‘Link Round-Up’ gives you a glimpse into the articles that got the most airtime around the Loom Analytics water cooler this week. Published every Friday, article topics include access to justice, big data, legal technology, and what’s happening in the Canadian legal landscape.
- We at Loom wish a happy belated Independence Day to our neighbours to the south. To celebrate the day, Lawyerist reminded their readers that many of the men instrumental in bringing about the Declaration of Independence were themselves lawyers with this list of the lawyerly histories of the founding fathers. If you can’t afford the vastly inflated Hamilton ticket prices, this might just be the next best thing.
- Speaking of the Declaration of Independence, this year NPR took their 29-year July 4th tradition of reading the Declaration of Independence on the air and mirrored it on an additional medium: Twitter. Over the course of 113 consecutive posts, the network tweeted out the entire document, to the consternation of some. While some thought the rapid-fire tweeting smacked of spam, others who did not recognize the lines in this context believed the NPR tweets to be propaganda calling for a revolution against the current administration.
- Canada also had an important national holiday this week, and while some of us spent it staring down giant inflatable waterfowl, Byrdie Funk was celebrating the nation’s birthday by regaining her citizenship. The 37-year-old B.C. woman was one of a group of ‘Lost Canadians’ whose citizenship was stripped because of an arcane law. Only applicable to those born between 1977 and 1981, the law required that anyone born outside of Canada to parents that were naturalized Canadian citizens needed to apply to maintain their citizenship before turning 28 years old. Unaware of the law, Funk only found out about it when she was informed that she lost her citizenship. Having now regained her citizenship, Funk says she intends to continue fighting to have the laws rewritten so that no one else has the misfortune of losing their citizenship as a result of outdated laws.
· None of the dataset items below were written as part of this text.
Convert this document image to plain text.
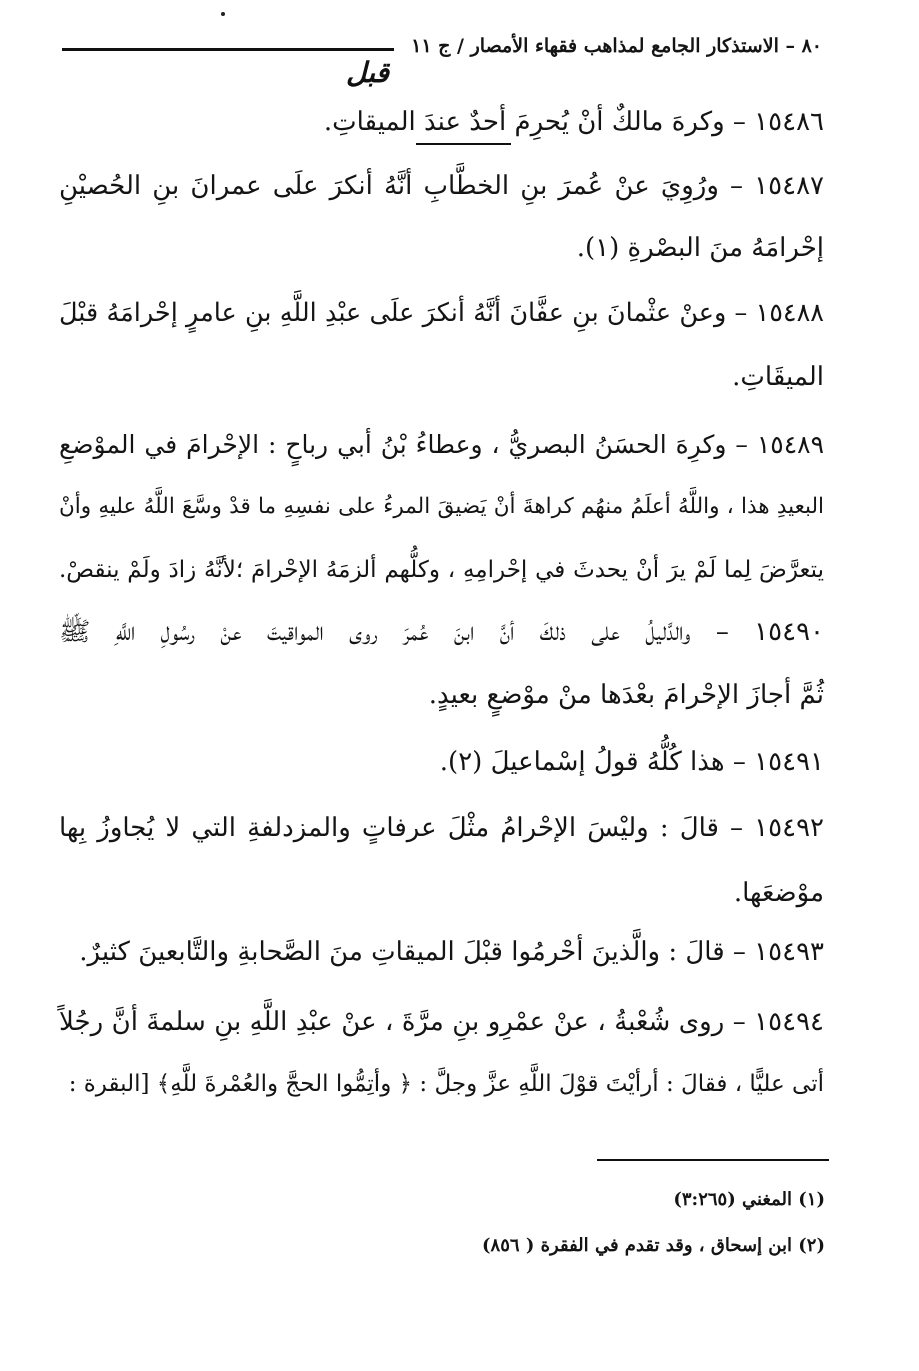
٨٠ – الاستذكار الجامع لمذاهب فقهاء الأمصار / ج ١١
قبل
١٥٤٨٦ – وكرهَ مالكٌ أنْ يُحرِمَ أحدٌ عندَ الميقاتِ.
١٥٤٨٧ – ورُوِيَ عنْ عُمرَ بنِ الخطَّابِ أنَّهُ أنكرَ علَى عمرانَ بنِ الحُصيْنِ
إحْرامَهُ منَ البصْرةِ (١).
١٥٤٨٨ – وعنْ عثْمانَ بنِ عفَّانَ أنَّهُ أنكرَ علَى عبْدِ اللَّهِ بنِ عامرٍ إحْرامَهُ قبْلَ
الميقَاتِ.
١٥٤٨٩ – وكرِهَ الحسَنُ البصريُّ ، وعطاءُ بْنُ أبي رباحٍ : الإحْرامَ في الموْضعِ
البعيدِ هذا ، واللَّهُ أعلَمُ منهُم كراهةَ أنْ يَضيقَ المرءُ على نفسِهِ ما قدْ وسَّعَ اللَّهُ عليهِ وأنْ
يتعرَّضَ لِما لَمْ يرَ أنْ يحدثَ في إحْرامِهِ ، وكلُّهم ألزمَهُ الإحْرامَ ؛لأنَّهُ زادَ ولَمْ ينقصْ.
١٥٤٩٠ – والدَّليلُ على ذلكَ أنَّ ابنَ عُمرَ روى المواقيتَ عنْ رسُولِ اللَّهِ ﷺ
ثُمَّ أجازَ الإحْرامَ بعْدَها منْ موْضعٍ بعيدٍ.
١٥٤٩١ – هذا كُلُّهُ قولُ إسْماعيلَ (٢).
١٥٤٩٢ – قالَ : وليْسَ الإحْرامُ مثْلَ عرفاتٍ والمزدلفةِ التي لا يُجاوزُ بِها
موْضعَها.
١٥٤٩٣ – قالَ : والَّذينَ أحْرمُوا قبْلَ الميقاتِ منَ الصَّحابةِ والتَّابعينَ كثيرٌ.
١٥٤٩٤ – روى شُعْبةُ ، عنْ عمْرِو بنِ مرَّةَ ، عنْ عبْدِ اللَّهِ بنِ سلمةَ أنَّ رجُلاً
أتى عليًّا ، فقالَ : أرأيْتَ قوْلَ اللَّهِ عزَّ وجلَّ : ﴿ وأتِمُّوا الحجَّ والعُمْرةَ للَّهِ﴾ [البقرة :
(١) المغني (٣:٢٦٥)
(٢) ابن إسحاق ، وقد تقدم في الفقرة ( ٨٥٦)
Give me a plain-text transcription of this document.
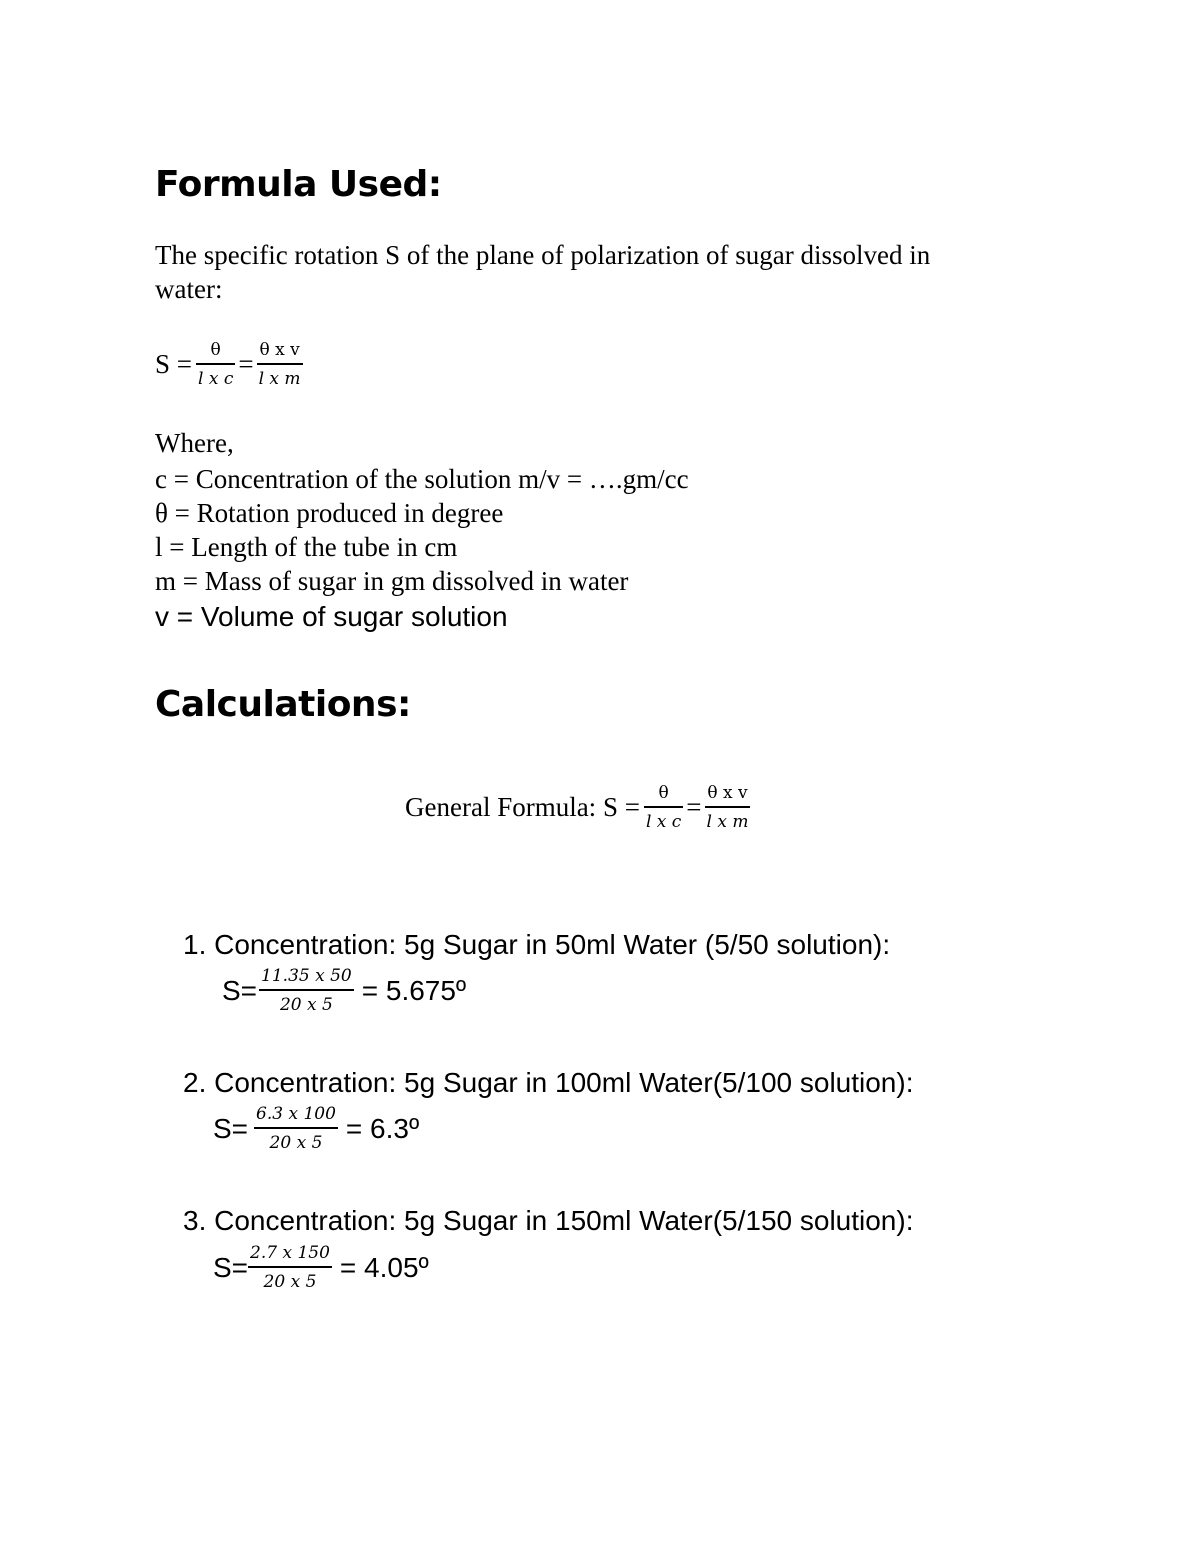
Formula Used:
The specific rotation S of the plane of polarization of sugar dissolved in
water:
$S = \frac{\theta}{\text{l x c}} = \frac{\text{θ x v}}{\text{l x m}}$
Where,
c = Concentration of the solution m/v = ….gm/cc
θ = Rotation produced in degree
l = Length of the tube in cm
m = Mass of sugar in gm dissolved in water
v = Volume of sugar solution
Calculations:
General Formula: $S = \frac{\theta}{\text{l x c}} = \frac{\text{θ x v}}{\text{l x m}}$
1. Concentration: 5g Sugar in 50ml Water (5/50 solution):
$S= \frac{11.35 x 50}{20 x 5}$ = 5.675º
2. Concentration: 5g Sugar in 100ml Water(5/100 solution):
$S= \frac{6.3 x 100}{20 x 5}$ = 6.3º
3. Concentration: 5g Sugar in 150ml Water(5/150 solution):
$S= \frac{2.7 x 150}{20 x 5}$ = 4.05º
- The path to becoming a citizen of a country is of course a very individual experience. For South Korean-born and newly officially American law and technology journalist Sarah Jeong, the journey required a lot of grappling with anti-immigrant sentiment that has reached new heights in recent years. In an honest and thoughtful interview with Vox’s Dara Lind, Jeong discusses her experiences as a lawyer and immigrant, looking at immigration from both the outside as a journalist and from the inside as someone with intimate knowledge of what it feels like to be someone caught within the bureaucracy of citizenship.
- The American Bar Association has announced a new tool available to veterans who need help identifying their legal needs. Called Legal Checkups for Veterans, this free web-based application allows users to answer questions regarding their current circumstances and provides advice and more information when their problems have potential legal solutions.
- If you’re looking to add a little surrealist jolt to your day, these digital art pieces made by Paris-based artist Mario Klingemann using artificial neural networks might be for you. Klingemann creates these pieces using neural networks, building “art-generating software by feeding photos, video, and line drawings into code borrowed from the cutting edge of machine learning research. Klingemann curates what spews out into collections of hauntingly distorted faces and figures, and abstracts.”